Two women suing Dr. Phil McGraw and CBS Television alleging they suffered trauma when they were exposed to a naked man during an episode of the television psychologist’s program can move forward with their suit, a judge ruled today.
Los Angeles Superior Court Judge Elizabeth Allen White rejected a motion by attorneys for “Dr. Phil” McGraw and the network that maintained the suit by Shirley Rae Dieu and Crystal Matchett infringed on their First Amendment right to air a topic of public interest.
“There is no discernible public interest in these two plaintiffs,” White said, adding that their complaint focuses on their treatment by the show’s staff and not on statements made by anyone.
Dieu, 56, of Irvine, and Matchett, 26, of Westland, Mich., filed separate suits last year that were later consolidated by White into one complaint. The allegations include fraud, negligent misrepresentation and intentional infliction of emotional distress.
Dieu and Matchett agreed to take part in a 2007 episode of the show in which they spent a week in a residence called “The Dr. Phil House,” which was wired with cameras and microphones, according to the defense’s court papers.

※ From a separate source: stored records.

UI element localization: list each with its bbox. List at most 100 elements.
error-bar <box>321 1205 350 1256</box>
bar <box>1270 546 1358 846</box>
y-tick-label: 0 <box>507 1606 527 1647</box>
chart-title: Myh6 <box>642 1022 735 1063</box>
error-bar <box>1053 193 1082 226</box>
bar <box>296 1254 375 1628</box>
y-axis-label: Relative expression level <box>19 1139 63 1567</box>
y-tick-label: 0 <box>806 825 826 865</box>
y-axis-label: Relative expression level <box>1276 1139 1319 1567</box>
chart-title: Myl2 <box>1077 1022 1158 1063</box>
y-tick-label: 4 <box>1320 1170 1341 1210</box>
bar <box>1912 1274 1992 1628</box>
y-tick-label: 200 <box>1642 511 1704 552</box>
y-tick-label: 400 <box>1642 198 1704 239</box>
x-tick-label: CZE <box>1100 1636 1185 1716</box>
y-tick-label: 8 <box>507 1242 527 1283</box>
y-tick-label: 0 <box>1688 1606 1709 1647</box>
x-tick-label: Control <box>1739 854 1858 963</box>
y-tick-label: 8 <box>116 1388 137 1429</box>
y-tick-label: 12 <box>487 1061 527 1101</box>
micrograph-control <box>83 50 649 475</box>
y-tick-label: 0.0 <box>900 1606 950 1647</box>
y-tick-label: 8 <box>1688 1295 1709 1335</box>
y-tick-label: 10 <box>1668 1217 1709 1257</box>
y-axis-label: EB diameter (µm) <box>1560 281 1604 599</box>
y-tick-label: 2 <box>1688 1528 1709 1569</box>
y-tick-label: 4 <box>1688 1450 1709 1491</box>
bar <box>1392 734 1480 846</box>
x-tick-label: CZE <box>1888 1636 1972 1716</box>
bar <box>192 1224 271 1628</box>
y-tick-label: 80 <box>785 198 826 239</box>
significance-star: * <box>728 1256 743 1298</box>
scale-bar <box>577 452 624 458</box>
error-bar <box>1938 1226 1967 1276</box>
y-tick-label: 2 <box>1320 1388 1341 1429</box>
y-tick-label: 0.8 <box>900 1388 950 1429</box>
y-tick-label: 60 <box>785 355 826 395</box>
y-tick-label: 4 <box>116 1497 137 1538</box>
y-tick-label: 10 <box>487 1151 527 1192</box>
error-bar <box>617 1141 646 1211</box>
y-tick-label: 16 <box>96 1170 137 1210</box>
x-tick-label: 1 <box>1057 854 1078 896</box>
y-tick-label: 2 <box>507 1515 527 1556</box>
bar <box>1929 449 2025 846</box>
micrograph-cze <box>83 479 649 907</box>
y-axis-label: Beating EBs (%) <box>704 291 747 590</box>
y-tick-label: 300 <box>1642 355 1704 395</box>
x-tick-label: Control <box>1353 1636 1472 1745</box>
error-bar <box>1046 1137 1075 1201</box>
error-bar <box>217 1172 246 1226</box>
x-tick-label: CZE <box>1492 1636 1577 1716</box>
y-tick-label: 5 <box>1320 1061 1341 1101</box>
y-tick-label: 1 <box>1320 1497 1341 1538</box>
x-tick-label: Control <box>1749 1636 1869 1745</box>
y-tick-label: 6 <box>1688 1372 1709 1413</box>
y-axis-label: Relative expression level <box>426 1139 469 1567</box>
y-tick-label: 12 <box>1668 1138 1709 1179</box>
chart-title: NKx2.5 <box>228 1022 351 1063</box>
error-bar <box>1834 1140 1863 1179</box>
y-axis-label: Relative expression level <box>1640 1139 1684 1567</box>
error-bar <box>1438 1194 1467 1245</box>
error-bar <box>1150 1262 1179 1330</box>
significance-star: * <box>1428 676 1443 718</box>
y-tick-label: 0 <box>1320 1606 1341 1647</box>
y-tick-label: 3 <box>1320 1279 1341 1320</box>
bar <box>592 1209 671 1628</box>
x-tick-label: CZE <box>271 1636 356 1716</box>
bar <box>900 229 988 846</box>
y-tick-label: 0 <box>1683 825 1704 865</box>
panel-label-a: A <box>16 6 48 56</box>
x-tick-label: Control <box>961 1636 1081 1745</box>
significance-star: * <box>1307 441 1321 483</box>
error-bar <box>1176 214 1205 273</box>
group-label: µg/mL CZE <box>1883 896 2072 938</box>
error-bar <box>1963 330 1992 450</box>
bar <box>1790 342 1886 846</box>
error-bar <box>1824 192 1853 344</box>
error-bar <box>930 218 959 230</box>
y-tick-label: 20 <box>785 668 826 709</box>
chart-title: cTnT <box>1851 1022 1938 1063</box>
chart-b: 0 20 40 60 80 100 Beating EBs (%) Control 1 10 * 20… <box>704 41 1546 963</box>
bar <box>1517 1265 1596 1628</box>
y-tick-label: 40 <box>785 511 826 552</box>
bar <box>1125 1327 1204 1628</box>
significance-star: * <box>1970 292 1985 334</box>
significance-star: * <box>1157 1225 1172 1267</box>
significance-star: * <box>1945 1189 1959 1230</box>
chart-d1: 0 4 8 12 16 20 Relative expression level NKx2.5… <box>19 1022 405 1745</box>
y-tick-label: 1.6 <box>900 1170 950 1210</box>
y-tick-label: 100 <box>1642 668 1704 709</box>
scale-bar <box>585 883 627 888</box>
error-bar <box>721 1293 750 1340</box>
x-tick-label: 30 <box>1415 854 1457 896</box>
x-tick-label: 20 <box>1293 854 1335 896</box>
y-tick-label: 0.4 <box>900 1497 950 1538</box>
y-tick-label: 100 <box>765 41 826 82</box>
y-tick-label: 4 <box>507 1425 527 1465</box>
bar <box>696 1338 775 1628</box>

The women participated with four other people and the show’s topic was the difficulties they all had in interacting with other people.
At one point a nudist came to the house to join the others for dinner, defense court papers state.
“This incident was part and parcel of the scenarios being used at the house
to focus each of the participants on their ability to tolerate unique individuals and situations, and to resist their own judgmental character,” the defense court papers state.
The claims of both women also are barred by releases they signed agreeing to appear on the show, McGraw’s attorneys contend.
But in a sworn declaration, Matchett said she was offended by the nude man’s appearance.
“As a naked man ran into the house, I was in shock and total disbelief of what was happening, feeling violated and disgusted,” Matchett stated. “I heard … Dieu scream, ‘How dare you’ while covering her eyes and running into the bedroom.” Matchett also says she was pressured by a show staff member to sign the release and never had the chance to read it.
Dieu says in her declaration that after she and Matchett retreated to a bedroom “horrified and crying,” a show staff member banged on the door yelling, “Come out, come out Shirley and see the naked man.”
The location for “The Dr. Phil House” was a “cramped, windowless … house on a sound stage in a bad neighborhood,” according to Matchett.
Kelli L. Sager, a lawyer for McGraw and CBS, declined to comment on the ruling.